Too many Americans are out of work or need better-paying jobs. While Congress and the president have been distracted on other issues, our nation's unemployment remains too high and prospects for recovery too dim. We must return to a real jobs agenda that neither raises taxes nor kills existing jobs.
When the administration or its supporters do mention jobs, it is usually sheep's clothing hiding a wolf. I am talking about cap-and-trade bill proponents trying to hide the pain of their proposals behind a green jobs curtain. But the American people are duly skeptical of the potential for green jobs to overcome the burden of new energy taxes or the existing jobs that will be lost.
This Congress, the Senate created a subcommittee focusing exclusively on green jobs and the new economy, on which I am ranking member. In closely examining green jobs and programs that subsidize them, I found that some green jobs, such as wind and solar, require heavy taxpayer subsidies to create. Green jobs often offer sub-par wages to workers. Paying for green jobs subsidies with revenue from cap-and-trade taxes will kill existing jobs. Adding insult to injury, most of the good, new manufacturing green jobs are actually going overseas to cheaper manufacturing countries such as China and India.
A report I issued last spring, "Yellow Light on Green Jobs," reviewed findings of green jobs, labor and environmental groups themselves. A coalition including the Sierra Club, International Brotherhood of Teamsters and the Service Employees International Union found that state and local taxpayer subsidies of tens of millions of dollars often produced only a few hundred jobs. Taxpayer subsidies worked out to $100,000 or more for each green job created. They were also critical of the quality of many of the subsidized green jobs.

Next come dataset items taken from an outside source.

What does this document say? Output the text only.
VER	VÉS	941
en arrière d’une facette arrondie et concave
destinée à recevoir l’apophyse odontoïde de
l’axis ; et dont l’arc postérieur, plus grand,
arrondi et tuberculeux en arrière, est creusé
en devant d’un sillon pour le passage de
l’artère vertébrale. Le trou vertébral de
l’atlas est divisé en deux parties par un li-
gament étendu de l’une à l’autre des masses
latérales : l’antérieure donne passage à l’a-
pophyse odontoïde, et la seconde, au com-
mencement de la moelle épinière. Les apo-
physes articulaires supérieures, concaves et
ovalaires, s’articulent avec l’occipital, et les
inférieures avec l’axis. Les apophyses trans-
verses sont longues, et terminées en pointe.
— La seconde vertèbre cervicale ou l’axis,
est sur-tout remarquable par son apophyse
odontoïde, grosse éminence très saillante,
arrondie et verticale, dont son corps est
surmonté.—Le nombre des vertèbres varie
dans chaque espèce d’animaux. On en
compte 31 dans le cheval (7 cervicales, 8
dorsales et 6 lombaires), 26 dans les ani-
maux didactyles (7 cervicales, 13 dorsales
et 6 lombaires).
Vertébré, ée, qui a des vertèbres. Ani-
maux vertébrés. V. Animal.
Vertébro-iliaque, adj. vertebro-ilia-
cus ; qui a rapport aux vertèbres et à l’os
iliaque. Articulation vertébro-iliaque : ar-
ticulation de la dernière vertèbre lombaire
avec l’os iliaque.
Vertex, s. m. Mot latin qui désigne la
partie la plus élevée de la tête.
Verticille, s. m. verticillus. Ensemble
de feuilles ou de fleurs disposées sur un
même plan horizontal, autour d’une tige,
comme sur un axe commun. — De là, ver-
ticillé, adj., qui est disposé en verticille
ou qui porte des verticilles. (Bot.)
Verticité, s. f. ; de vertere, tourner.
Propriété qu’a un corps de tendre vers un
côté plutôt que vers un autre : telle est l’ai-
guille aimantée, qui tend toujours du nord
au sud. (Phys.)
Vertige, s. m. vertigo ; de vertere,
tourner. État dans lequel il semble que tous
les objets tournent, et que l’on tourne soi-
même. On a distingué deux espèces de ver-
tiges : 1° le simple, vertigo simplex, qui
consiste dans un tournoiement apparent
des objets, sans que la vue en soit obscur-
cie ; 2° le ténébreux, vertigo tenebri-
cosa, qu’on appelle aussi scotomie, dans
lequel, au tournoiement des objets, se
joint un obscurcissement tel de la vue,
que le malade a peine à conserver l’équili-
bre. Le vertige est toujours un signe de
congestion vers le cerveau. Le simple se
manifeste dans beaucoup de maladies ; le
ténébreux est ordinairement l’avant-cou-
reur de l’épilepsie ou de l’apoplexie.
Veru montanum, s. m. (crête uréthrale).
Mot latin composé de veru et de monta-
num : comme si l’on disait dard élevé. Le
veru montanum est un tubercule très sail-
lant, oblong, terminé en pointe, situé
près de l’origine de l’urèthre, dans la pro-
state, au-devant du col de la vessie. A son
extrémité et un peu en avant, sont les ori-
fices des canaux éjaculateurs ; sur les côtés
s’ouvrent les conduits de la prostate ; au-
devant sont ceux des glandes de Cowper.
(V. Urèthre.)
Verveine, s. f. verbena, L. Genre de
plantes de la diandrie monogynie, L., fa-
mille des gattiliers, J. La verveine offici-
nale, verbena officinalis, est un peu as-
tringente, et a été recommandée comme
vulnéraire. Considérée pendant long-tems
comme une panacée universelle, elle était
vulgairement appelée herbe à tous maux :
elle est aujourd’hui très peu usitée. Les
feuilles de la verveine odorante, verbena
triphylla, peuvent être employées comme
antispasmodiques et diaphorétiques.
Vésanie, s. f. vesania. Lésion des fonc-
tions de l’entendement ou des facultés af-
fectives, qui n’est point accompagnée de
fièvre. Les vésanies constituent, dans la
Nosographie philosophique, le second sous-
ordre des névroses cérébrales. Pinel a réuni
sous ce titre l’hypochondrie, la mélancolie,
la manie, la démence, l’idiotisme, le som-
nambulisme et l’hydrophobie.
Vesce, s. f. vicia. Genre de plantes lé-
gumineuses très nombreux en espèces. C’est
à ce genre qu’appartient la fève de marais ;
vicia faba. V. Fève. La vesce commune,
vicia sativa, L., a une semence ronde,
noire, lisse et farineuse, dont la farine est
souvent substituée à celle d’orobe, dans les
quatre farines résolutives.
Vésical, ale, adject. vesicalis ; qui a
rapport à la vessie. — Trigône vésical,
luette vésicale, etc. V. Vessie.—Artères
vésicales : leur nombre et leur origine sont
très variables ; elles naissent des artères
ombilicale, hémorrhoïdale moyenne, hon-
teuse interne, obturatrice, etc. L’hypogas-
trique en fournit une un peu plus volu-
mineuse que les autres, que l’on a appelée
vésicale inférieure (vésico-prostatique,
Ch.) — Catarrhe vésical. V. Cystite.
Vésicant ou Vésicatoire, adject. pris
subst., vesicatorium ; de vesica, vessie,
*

They found that many green jobs, whether in a wind turbine plant in Ohio or a solar plant in Portland, paid only $13 an hour, much less than needed to support a middle-income family.
Even subpar wages are too much for some renewable manufacturers. Solar companies that testified before our green jobs subcommittee this year are building all their new manufacturing plants overseas in Malaysia and China. No wonder, since the average Chinese engineer makes $7,100 per year and the average Chinese manufacturing worker earns $4,000 per year. For those green jobs advocates who say we should be more like China in renewable energy manufacturing, I don't think the American people should accept wages less than $10,000.
Others, including the president, say we should be more like Europe and follow their green jobs and renewable energy lead. They cite Germany as a success story we should mimic. It is true that we could greatly expand the number of solar panels across America, but then we would also need German electricity bills, which are triple what Americans pay in order to subsidize expensive solar power.
I do believe there is a federal government role in spurring the creation and widespread adoption of affordable clean energy technology. I have voted for renewable energy tax provisions, but if wind and solar are ever to gain widespread use, they must get their costs down below the exorbitant $20-plus per megawatt hour generated federal taxpayer subsidy, now paid to the producing companies. The federal government with my support is also active in developing, deploying and subsidizing initial market entry of biofuels technology, clean coal technology and our next generation of nuclear technology. Each of these technology sources will produce the clean, domestic energy the American people need and create massive numbers of new jobs at the same time.
What we should not do is intentionally kill jobs as part of our effort to create new jobs elsewhere. Cap-and-trade legislation proponents are willing to kill millions of existing American jobs in order to create new jobs. They want the American people to suffer with higher priced energy — "putting a price on carbon" is their euphemism — so that the American people will use less traditional energy. Green jobs activists then want to divert climate tax revenues to fund their green jobs subsidies.
Unfortunately, that will also kill jobs in energy-intensive manufacturing sectors such as steel, cement, fertilizer, plastics, chemicals, glass and auto assembly. Communities across the manufacturing- and coal-dependent Midwest will suffer. Adding insult to injury, as blue-collar workers are fired from their traditional jobs in states such as Michigan and Missouri, they will pay new climate taxes to subsidize the creation of green jobs in China. That is not the jobs agenda America wants or needs.
Sen. Kit Bond is a Republican from Missouri.